I got a call from a bank offering me loan at 8% flat interest rate. Well, being a skeptical type, I naturally started looking for the hidden devils. And sure enough I found one.

What got me wondering was the fact that banks were taking deposits at 8-9%. So if they lent me at 8%, they would be incurring a loss. How would they even cover their fixed costs like salaries, rent, electricity, etc. Would a sensible looking bank deliberately make a loss? No, definitely not!!

Let's understand the gimmick employed here with an example.

Say we have a loan of Rs.2 lakhs @8% ‘flat’ interest rate, which is repayable in 2 years i.e. 24 monthly installments. [Notice the word "flat"? This is the devil].

At @8% flat interest rate, the total interest payable works out to Rs.32,000 as shown below:


    Total interest =  Loan amount * Interest Rate * No. of years
                      =  2,00,000 * 8% * 2
                      =  32,000
   
    Total repayment =  Loan amount + Interest
                           =  2,00,000 + 32,000
                           =  2,32,000

    No. of installments =  24 monthly payments

    Equated monthly installment =   Total payment / No. of installments
                                                =   2,32,000/24
                                                =   9,666.67 per month 

Simple? Yes.
Cheap?
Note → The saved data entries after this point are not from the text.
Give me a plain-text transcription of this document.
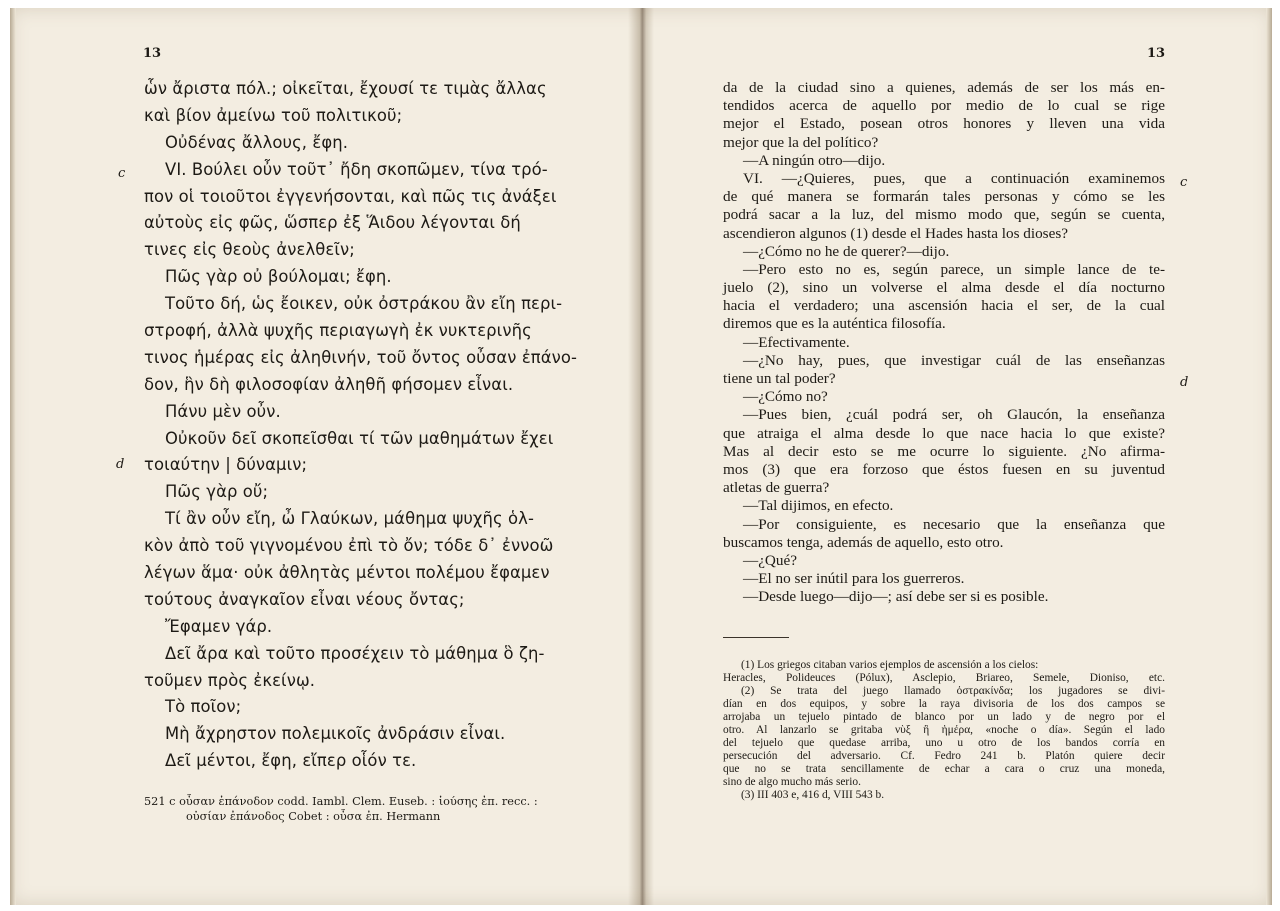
13
c
d
ὧν ἄριστα πόλ.; οἰκεῖται, ἔχουσί τε τιμὰς ἄλλας
καὶ βίον ἀμείνω τοῦ πολιτικοῦ;
Οὐδένας ἄλλους, ἔφη.
VI. Βούλει οὖν τοῦτ᾽ ἤδη σκοπῶμεν, τίνα τρό-
πον οἱ τοιοῦτοι ἐγγενήσονται, καὶ πῶς τις ἀνάξει
αὐτοὺς εἰς φῶς, ὥσπερ ἐξ Ἅιδου λέγονται δή
τινες εἰς θεοὺς ἀνελθεῖν;
Πῶς γὰρ οὐ βούλομαι; ἔφη.
Τοῦτο δή, ὡς ἔοικεν, οὐκ ὀστράκου ἂν εἴη περι-
στροφή, ἀλλὰ ψυχῆς περιαγωγὴ ἐκ νυκτερινῆς
τινος ἡμέρας εἰς ἀληθινήν, τοῦ ὄντος οὖσαν ἐπάνο-
δον, ἣν δὴ φιλοσοφίαν ἀληθῆ φήσομεν εἶναι.
Πάνυ μὲν οὖν.
Οὐκοῦν δεῖ σκοπεῖσθαι τί τῶν μαθημάτων ἔχει
τοιαύτην | δύναμιν;
Πῶς γὰρ οὔ;
Τί ἂν οὖν εἴη, ὦ Γλαύκων, μάθημα ψυχῆς ὁλ-
κὸν ἀπὸ τοῦ γιγνομένου ἐπὶ τὸ ὄν; τόδε δ᾽ ἐννοῶ
λέγων ἅμα· οὐκ ἀθλητὰς μέντοι πολέμου ἔφαμεν
τούτους ἀναγκαῖον εἶναι νέους ὄντας;
Ἔφαμεν γάρ.
Δεῖ ἄρα καὶ τοῦτο προσέχειν τὸ μάθημα ὃ ζη-
τοῦμεν πρὸς ἐκείνῳ.
Τὸ ποῖον;
Μὴ ἄχρηστον πολεμικοῖς ἀνδράσιν εἶναι.
Δεῖ μέντοι, ἔφη, εἴπερ οἷόν τε.
521 c οὖσαν ἐπάνοδον codd. Iambl. Clem. Euseb. : ἰούσης ἐπ. recc. :
οὐσίαν ἐπάνοδος Cobet : οὖσα ἐπ. Hermann
13
c
d
da de la ciudad sino a quienes, además de ser los más en-
tendidos acerca de aquello por medio de lo cual se rige
mejor el Estado, posean otros honores y lleven una vida
mejor que la del político?
—A ningún otro—dijo.
VI. —¿Quieres, pues, que a continuación examinemos
de qué manera se formarán tales personas y cómo se les
podrá sacar a la luz, del mismo modo que, según se cuenta,
ascendieron algunos (1) desde el Hades hasta los dioses?
—¿Cómo no he de querer?—dijo.
—Pero esto no es, según parece, un simple lance de te-
juelo (2), sino un volverse el alma desde el día nocturno
hacia el verdadero; una ascensión hacia el ser, de la cual
diremos que es la auténtica filosofía.
—Efectivamente.
—¿No hay, pues, que investigar cuál de las enseñanzas
tiene un tal poder?
—¿Cómo no?
—Pues bien, ¿cuál podrá ser, oh Glaucón, la enseñanza
que atraiga el alma desde lo que nace hacia lo que existe?
Mas al decir esto se me ocurre lo siguiente. ¿No afirma-
mos (3) que era forzoso que éstos fuesen en su juventud
atletas de guerra?
—Tal dijimos, en efecto.
—Por consiguiente, es necesario que la enseñanza que
buscamos tenga, además de aquello, esto otro.
—¿Qué?
—El no ser inútil para los guerreros.
—Desde luego—dijo—; así debe ser si es posible.
(1) Los griegos citaban varios ejemplos de ascensión a los cielos:
Heracles, Polideuces (Pólux), Asclepio, Briareo, Semele, Dioniso, etc.
(2) Se trata del juego llamado ὀστρακίνδα; los jugadores se divi-
dían en dos equipos, y sobre la raya divisoria de los dos campos se
arrojaba un tejuelo pintado de blanco por un lado y de negro por el
otro. Al lanzarlo se gritaba νὺξ ἢ ἡμέρα, «noche o día». Según el lado
del tejuelo que quedase arriba, uno u otro de los bandos corría en
persecución del adversario. Cf. Fedro 241 b. Platón quiere decir
que no se trata sencillamente de echar a cara o cruz una moneda,
sino de algo mucho más serio.
(3) III 403 e, 416 d, VIII 543 b.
Well, not exactly.

So where’s the catch?

The catch is that you are paying EMI every month. A part of this amount is the interest portion and the balance is the principal portion. So month after month, as you keep paying the EMIs, your principal amount is reducing - till it finally becomes zero in the end. Technically one should pay interest only on the outstanding loan balance. But, as we have seen earlier, the interest has been calculated on flat basis i.e. on the ‘full loan amount’ for the ‘entire 2 years’.

In a ‘flat interest’ scenario you do not get the benefit of the reducing principal amount month after month. The result is that the effective interest cost to you works out to 14.68%. Yes, I repeat 14.68%.

So now it makes sense. They borrow at 8-9% and lend at 14-15%. But, we as a consumer, should beware of such so-called cheap flat interest rates.